Title: Cyclohexanol (C6H11OH) + K2Cr2O7
Post by: shook0 on February 02, 2022, 02:05:44 PM

Hi, I'm supposed to set up a reaction between Cyclohexanol (I'm German, so I'm not sure if this spelling is correct in English) and K2Cr2O7. I thought it's a classical oxidation, however, the oxidation numbers don't change if I see it correctly.
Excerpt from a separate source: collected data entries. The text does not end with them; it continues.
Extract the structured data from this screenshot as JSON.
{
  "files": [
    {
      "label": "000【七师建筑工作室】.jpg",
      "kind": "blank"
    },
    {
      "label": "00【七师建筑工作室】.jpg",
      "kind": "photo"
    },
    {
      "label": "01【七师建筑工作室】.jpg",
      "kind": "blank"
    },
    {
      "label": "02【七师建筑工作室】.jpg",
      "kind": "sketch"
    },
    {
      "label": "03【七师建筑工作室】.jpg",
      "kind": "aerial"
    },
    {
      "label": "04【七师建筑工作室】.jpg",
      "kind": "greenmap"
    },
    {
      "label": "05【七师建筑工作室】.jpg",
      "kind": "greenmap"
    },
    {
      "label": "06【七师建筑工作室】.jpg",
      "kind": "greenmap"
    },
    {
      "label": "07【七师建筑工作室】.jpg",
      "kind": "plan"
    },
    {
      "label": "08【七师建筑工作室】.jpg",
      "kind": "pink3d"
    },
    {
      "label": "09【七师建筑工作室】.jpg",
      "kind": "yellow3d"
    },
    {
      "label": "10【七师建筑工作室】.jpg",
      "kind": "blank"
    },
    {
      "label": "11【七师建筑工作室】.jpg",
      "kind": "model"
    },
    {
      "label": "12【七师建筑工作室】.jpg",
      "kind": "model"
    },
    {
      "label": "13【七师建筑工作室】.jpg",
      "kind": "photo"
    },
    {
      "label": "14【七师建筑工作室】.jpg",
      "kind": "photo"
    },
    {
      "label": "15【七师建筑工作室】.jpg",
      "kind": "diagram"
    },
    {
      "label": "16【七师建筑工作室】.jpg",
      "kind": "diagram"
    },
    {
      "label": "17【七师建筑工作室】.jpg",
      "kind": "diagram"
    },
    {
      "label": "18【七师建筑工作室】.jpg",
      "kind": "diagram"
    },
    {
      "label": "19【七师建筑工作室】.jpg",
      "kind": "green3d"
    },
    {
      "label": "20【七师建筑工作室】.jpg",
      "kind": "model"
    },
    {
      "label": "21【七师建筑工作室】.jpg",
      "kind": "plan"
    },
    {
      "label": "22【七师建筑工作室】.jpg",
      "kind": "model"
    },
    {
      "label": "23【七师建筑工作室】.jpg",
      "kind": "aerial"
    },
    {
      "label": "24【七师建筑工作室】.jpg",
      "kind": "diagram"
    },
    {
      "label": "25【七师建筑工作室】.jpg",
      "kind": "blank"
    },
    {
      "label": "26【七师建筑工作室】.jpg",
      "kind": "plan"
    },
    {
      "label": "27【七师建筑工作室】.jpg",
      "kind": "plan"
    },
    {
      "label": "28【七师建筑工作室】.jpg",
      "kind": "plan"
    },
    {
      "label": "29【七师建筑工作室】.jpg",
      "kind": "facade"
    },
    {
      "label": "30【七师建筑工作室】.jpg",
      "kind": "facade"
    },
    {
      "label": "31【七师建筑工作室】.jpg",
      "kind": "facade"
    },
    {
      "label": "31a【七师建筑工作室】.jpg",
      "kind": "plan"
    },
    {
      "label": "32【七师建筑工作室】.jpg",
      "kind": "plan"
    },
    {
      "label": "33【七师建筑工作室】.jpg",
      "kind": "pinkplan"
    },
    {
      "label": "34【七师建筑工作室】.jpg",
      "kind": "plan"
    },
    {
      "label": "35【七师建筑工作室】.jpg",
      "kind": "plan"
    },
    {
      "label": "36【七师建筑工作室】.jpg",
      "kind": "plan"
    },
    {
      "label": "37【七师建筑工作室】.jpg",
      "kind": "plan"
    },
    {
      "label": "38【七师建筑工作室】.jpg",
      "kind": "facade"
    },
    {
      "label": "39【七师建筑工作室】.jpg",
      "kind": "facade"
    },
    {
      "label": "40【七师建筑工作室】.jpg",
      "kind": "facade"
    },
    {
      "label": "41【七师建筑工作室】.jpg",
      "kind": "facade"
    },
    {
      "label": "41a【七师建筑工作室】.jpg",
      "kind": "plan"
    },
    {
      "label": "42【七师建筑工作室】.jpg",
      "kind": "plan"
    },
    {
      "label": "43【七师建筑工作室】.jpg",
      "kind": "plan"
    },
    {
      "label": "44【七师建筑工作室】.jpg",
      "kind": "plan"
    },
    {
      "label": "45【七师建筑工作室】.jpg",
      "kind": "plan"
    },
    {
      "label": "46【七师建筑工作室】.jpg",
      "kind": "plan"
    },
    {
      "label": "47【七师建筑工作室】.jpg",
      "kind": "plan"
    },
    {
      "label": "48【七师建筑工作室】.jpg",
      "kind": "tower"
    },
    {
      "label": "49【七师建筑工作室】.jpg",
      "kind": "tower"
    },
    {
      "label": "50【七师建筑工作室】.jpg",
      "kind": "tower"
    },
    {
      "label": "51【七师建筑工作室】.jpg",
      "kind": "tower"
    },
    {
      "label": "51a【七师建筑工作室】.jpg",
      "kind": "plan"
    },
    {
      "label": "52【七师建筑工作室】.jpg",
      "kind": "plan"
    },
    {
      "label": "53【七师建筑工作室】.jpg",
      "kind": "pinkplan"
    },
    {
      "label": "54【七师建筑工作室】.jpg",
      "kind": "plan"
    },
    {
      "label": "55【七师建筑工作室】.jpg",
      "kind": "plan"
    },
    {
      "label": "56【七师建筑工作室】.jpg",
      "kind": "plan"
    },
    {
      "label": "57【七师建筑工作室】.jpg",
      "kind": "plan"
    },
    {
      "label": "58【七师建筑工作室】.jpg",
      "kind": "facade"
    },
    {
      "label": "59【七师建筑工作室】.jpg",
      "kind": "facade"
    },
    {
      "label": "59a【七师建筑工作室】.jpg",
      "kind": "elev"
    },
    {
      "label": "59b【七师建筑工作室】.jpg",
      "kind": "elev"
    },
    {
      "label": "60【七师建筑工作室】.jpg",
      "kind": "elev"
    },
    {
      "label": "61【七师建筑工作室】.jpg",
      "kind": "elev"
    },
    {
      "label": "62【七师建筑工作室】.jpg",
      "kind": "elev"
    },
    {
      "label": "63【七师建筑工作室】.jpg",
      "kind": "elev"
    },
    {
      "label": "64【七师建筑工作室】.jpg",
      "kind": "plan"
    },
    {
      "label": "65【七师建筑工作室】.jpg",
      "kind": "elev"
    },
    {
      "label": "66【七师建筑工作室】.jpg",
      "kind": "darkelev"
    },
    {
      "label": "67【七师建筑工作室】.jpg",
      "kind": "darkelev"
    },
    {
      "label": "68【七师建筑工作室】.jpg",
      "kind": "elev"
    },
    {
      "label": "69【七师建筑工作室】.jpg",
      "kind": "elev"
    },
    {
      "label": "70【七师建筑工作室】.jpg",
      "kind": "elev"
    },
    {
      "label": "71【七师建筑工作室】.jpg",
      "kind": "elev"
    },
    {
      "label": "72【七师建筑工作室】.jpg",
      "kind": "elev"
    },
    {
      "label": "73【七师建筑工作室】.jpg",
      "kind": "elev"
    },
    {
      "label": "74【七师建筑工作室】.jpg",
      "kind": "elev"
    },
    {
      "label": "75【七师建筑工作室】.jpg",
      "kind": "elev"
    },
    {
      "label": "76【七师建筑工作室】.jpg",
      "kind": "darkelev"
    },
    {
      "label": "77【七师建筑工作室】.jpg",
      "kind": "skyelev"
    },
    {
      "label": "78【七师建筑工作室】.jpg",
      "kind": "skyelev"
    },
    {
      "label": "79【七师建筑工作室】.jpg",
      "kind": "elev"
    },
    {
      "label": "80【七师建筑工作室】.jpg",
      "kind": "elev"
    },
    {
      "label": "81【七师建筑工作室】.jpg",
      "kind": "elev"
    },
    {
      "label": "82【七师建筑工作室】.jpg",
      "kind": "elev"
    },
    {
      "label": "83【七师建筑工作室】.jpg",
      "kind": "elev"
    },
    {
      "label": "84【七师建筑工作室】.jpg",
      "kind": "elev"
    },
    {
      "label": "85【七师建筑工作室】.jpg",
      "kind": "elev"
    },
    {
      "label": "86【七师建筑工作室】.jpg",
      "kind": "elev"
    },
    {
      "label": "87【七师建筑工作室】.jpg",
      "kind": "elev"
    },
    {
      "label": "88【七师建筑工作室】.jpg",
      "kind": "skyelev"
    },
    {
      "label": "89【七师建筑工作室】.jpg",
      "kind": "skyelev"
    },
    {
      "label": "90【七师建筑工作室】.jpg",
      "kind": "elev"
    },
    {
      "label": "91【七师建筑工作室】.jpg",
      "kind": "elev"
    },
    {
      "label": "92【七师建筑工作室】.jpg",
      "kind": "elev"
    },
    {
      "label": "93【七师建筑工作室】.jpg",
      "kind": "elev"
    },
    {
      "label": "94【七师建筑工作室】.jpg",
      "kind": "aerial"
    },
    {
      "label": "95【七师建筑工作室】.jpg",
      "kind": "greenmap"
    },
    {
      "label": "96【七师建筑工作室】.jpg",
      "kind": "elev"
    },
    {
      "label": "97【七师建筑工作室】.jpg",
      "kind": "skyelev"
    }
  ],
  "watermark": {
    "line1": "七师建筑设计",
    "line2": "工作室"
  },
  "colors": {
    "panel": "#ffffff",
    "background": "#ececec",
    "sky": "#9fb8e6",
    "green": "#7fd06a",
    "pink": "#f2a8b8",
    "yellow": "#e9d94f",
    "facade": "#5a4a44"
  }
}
Can anybody help me please?

 C6H11OH + K2Cr2O7 :rarrow:  ?

Title: Re: Cyclohexanol (C6H11OH) + K2Cr2O7
Post by: Babcock_Hall on February 02, 2022, 02:17:02 PM

Can you show us what your oxidation numbers are?

Title: Re: Cyclohexanol (C6H11OH) + K2Cr2O7
Post by: shook0 on February 02, 2022, 03:23:14 PM

C6H11OH = C: +II; H +I; O: -II
The same applies to C6H11OOH

Title: Re: Cyclohexanol (C6H11OH) + K2Cr2O7
Post by: Babcock_Hall on February 02, 2022, 03:58:31 PM

Can you think of a different organic product?

Title: Re: Cyclohexanol (C6H11OH) + K2Cr2O7
Post by: Borek on February 02, 2022, 04:38:06 PM

Quote from: shook0 on February 02, 2022, 03:23:14 PM

C6H11OH = C: +II; H +I; O: -II
The same applies to C6H11OOH

No, ROOH contains an oxygen-oxygen bond, so these O don't have oxidation numbers of -2.

Not that it is an expected product of an alcohol oxidation.